By direct observation of the results in that page, one can easily see all five vectors on Bloch spheres are rotating! Besides, all of them lie straightly on the X-Y plane. Does this apparent fact remind you of something? Maybe you are wearing THAT THING right on your wrist, by which I mean a watch.

The vectors lying on X-Y plane resemble hour hand, minute hand, second hand in your watch. So, with the help of this analogy, you can explain QFT program as translating seconds into "Hour-Minute-Second" format.

Let me give you two little example.

First one, we have 18160 seconds and want to translate it into "Hour-Minute-Second" format. As we all know, 1 hour = 3600 seconds and 1 minute = 60 seconds and 1 second = 1 second. So what we need to do is simply calculate as follows:

$Hour = 18160 // 3600 = 5$

$Minute = (18160 - 3600 * 5) // 60 = 2$

$Second = 18160 - 3600 * 5 - 60 * 2 = 40$

Finally, we have 18160 seconds = 5 hours 2 minutes 40 seconds

Second example is similar to the first one. However, we no longer use period T = 60. Instead we use T = 1 / 2.
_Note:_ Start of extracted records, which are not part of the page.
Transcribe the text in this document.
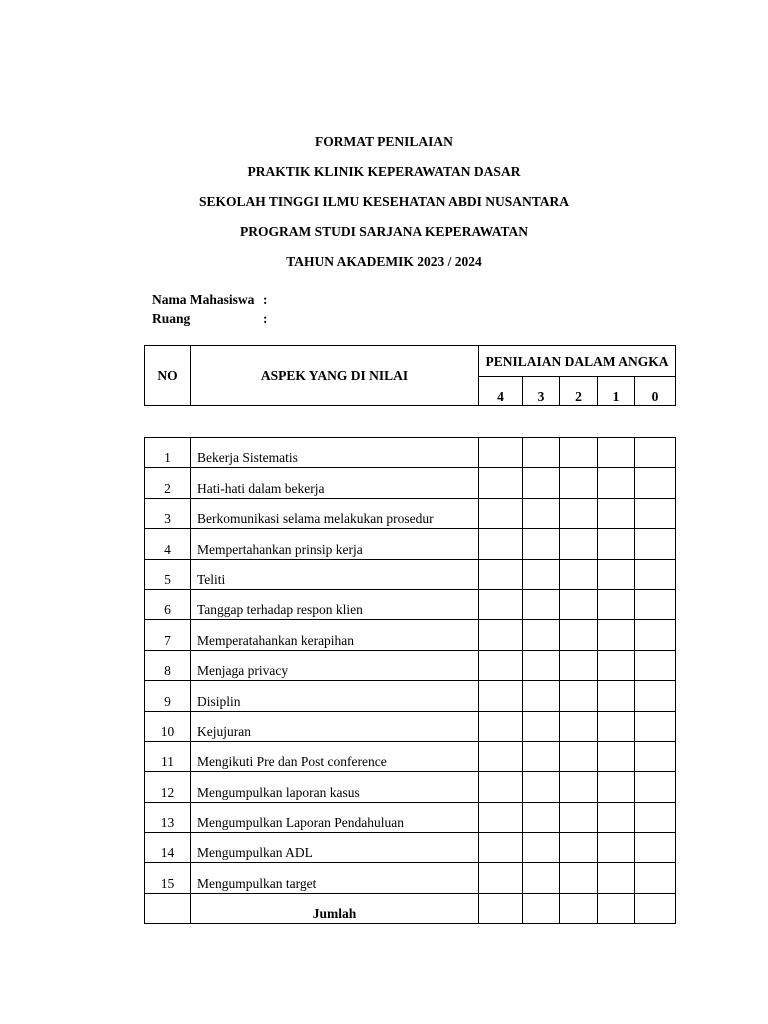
FORMAT PENILAIAN

PRAKTIK KLINIK KEPERAWATAN DASAR

SEKOLAH TINGGI ILMU KESEHATAN ABDI NUSANTARA

PROGRAM STUDI SARJANA KEPERAWATAN

TAHUN AKADEMIK 2023 / 2024

Nama Mahasiswa :
Ruang	:
NO	ASPEK YANG DI NILAI	PENILAIAN DALAM ANGKA				
		4	3	2	1	0
1	Bekerja Sistematis					
2	Hati-hati dalam bekerja					
3	Berkomunikasi selama melakukan prosedur					
4	Mempertahankan prinsip kerja					
5	Teliti					
6	Tanggap terhadap respon klien					
7	Memperatahankan kerapihan					
8	Menjaga privacy					
9	Disiplin					
10	Kejujuran					
11	Mengikuti Pre dan Post conference					
12	Mengumpulkan laporan kasus					
13	Mengumpulkan Laporan Pendahuluan					
14	Mengumpulkan ADL					
15	Mengumpulkan target					
	Jumlah					
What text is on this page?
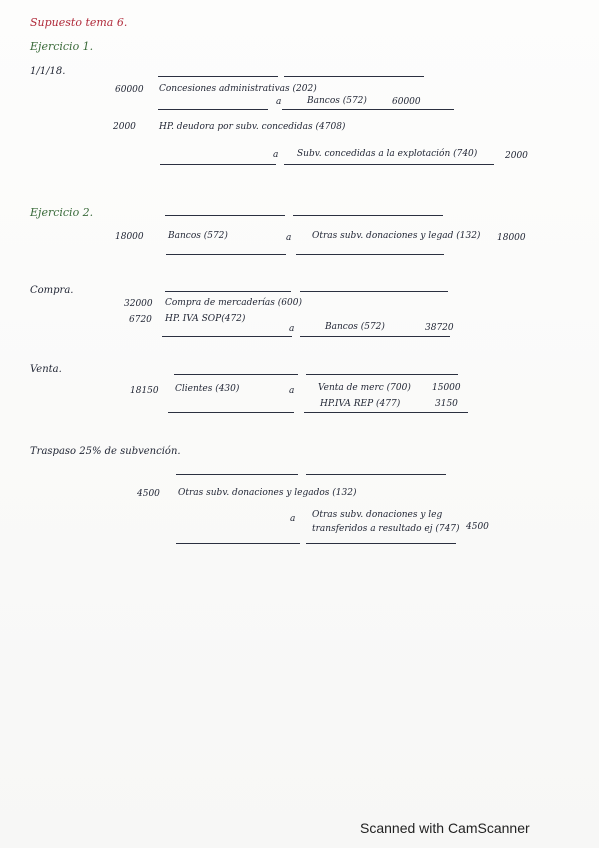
Supuesto tema 6.
Ejercicio 1.
1/1/18.
60000 Concesiones administrativas (202)
a	Bancos (572)	60000
2000	HP. deudora por subv. concedidas (4708)
a Subv. concedidas a la explotación (740)	2000
Ejercicio 2.
18000	Bancos (572)	a Otras subv. donaciones y legad (132) 18000
Compra.
32000 Compra de mercaderías (600)
6720 HP. IVA SOP(472)
a	Bancos (572)	38720
Venta.
18150 Clientes (430)	a	Venta de merc (700) 15000
HP.IVA REP (477)	3150
Traspaso 25% de subvención.
4500 Otras subv. donaciones y legados (132)
a Otras subv. donaciones y leg
transferidos a resultado ej (747) 4500
Scanned with CamScanner
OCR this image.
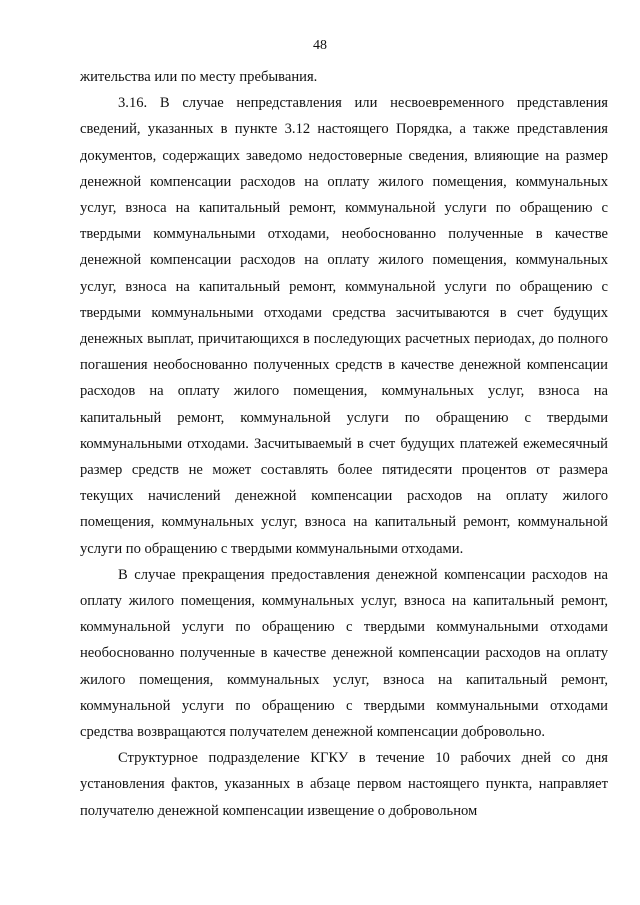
48

жительства или по месту пребывания.

3.16. В случае непредставления или несвоевременного представления сведений, указанных в пункте 3.12 настоящего Порядка, а также представления документов, содержащих заведомо недостоверные сведения, влияющие на размер денежной компенсации расходов на оплату жилого помещения, коммунальных услуг, взноса на капитальный ремонт, коммунальной услуги по обращению с твердыми коммунальными отходами, необоснованно полученные в качестве денежной компенсации расходов на оплату жилого помещения, коммунальных услуг, взноса на капитальный ремонт, коммунальной услуги по обращению с твердыми коммунальными отходами средства засчитываются в счет будущих денежных выплат, причитающихся в последующих расчетных периодах, до полного погашения необоснованно полученных средств в качестве денежной компенсации расходов на оплату жилого помещения, коммунальных услуг, взноса на капитальный ремонт, коммунальной услуги по обращению с твердыми коммунальными отходами. Засчитываемый в счет будущих платежей ежемесячный размер средств не может составлять более пятидесяти процентов от размера текущих начислений денежной компенсации расходов на оплату жилого помещения, коммунальных услуг, взноса на капитальный ремонт, коммунальной услуги по обращению с твердыми коммунальными отходами.

В случае прекращения предоставления денежной компенсации расходов на оплату жилого помещения, коммунальных услуг, взноса на капитальный ремонт, коммунальной услуги по обращению с твердыми коммунальными отходами необоснованно полученные в качестве денежной компенсации расходов на оплату жилого помещения, коммунальных услуг, взноса на капитальный ремонт, коммунальной услуги по обращению с твердыми коммунальными отходами средства возвращаются получателем денежной компенсации добровольно.

Структурное подразделение КГКУ в течение 10 рабочих дней со дня установления фактов, указанных в абзаце первом настоящего пункта, направляет получателю денежной компенсации извещение о добровольном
Suppose we have a binary string 10100 leaving the first qubit as 0(numbering backwards). And we want to perform QFT on it. Since the length of it is 5, we need 5 qubits and 5 clocks with different periods (just like hour hand is different from minute hand).

Clock number	Clock 1	Clock 2	Clock 3	Clock 4	Clock 5
Angular velocity	1 / 2	1 / 4	1 / 8	1 / 16	1 / 32

(For simplicity, we transform 10100 from binary one to decimal one in advance, which is $2^4 + 2 ^2 = 16 + 4=20$)

Thus, the first clock need to rotate $20 \times 1 / 2 = 10$ times = $0$ time, the second one $20 \times 1 / 4 = 5$ times = $0$ time, the third is $20 \times 1 / 8 = 5 / 2$ times = $1 / 2$ time, the fourth is $5 / 4 = 1 / 4$ time and the fifth is $5 / 8$ time. This fact implies every single clock recorded the same data! Even though they hold completely different period.

If you really draw a big clock with 5 hands, you can visually and easily see what the "time" is right now.

But how has the Quantum Circuit done this job? (Sorry, Ben. Let me borrow your pic for a moment.)

Let the first qubit in. And it will encounter an H gate which turn it into a |+> state (parallel to X-axis) which means the hand of the first clock doesn't rotate at all!

Then the second qubit comes in. Old school. We have to put it on X-Y plane. That's why we need an H gate. But what's the use of S gate, which would rotate a vector by the half of the phase of an H gate? Well, since the second clock has exactly half of the angular velocity of H gate, when the first clock rotates ( if the 1st qubit is 1), it has to rotate 90° instead of 180° by H gate. However, the first qubit is 0, we don't have to rotate the second clock.

To save time, we just skip to the fifth clock and check how it rotates. First, since the 5th qubit is 1, the 5th clock now reads 6 o'clock (180° = 360° / 2 for the sake of H gate). Notice that the 3rd qubit is 1, too! So it has to rotate another 360° / 8. Add them up we get $360° \times (1 / 2 + 1 / 8) = 360° \times 5 / 8 = 5 / 8$ times！

Conclusion: QFT turns a binary data into indications of clocks. No matter which way you choose to express your data, they are actually the same thing. Someone may argue that the hour hand only tells us HOURs, it can't tell us MINUTEs and SECONDs. Well, that depends on how your watch rotates, discretely or continuously. For continuous one, the introduction above explains well.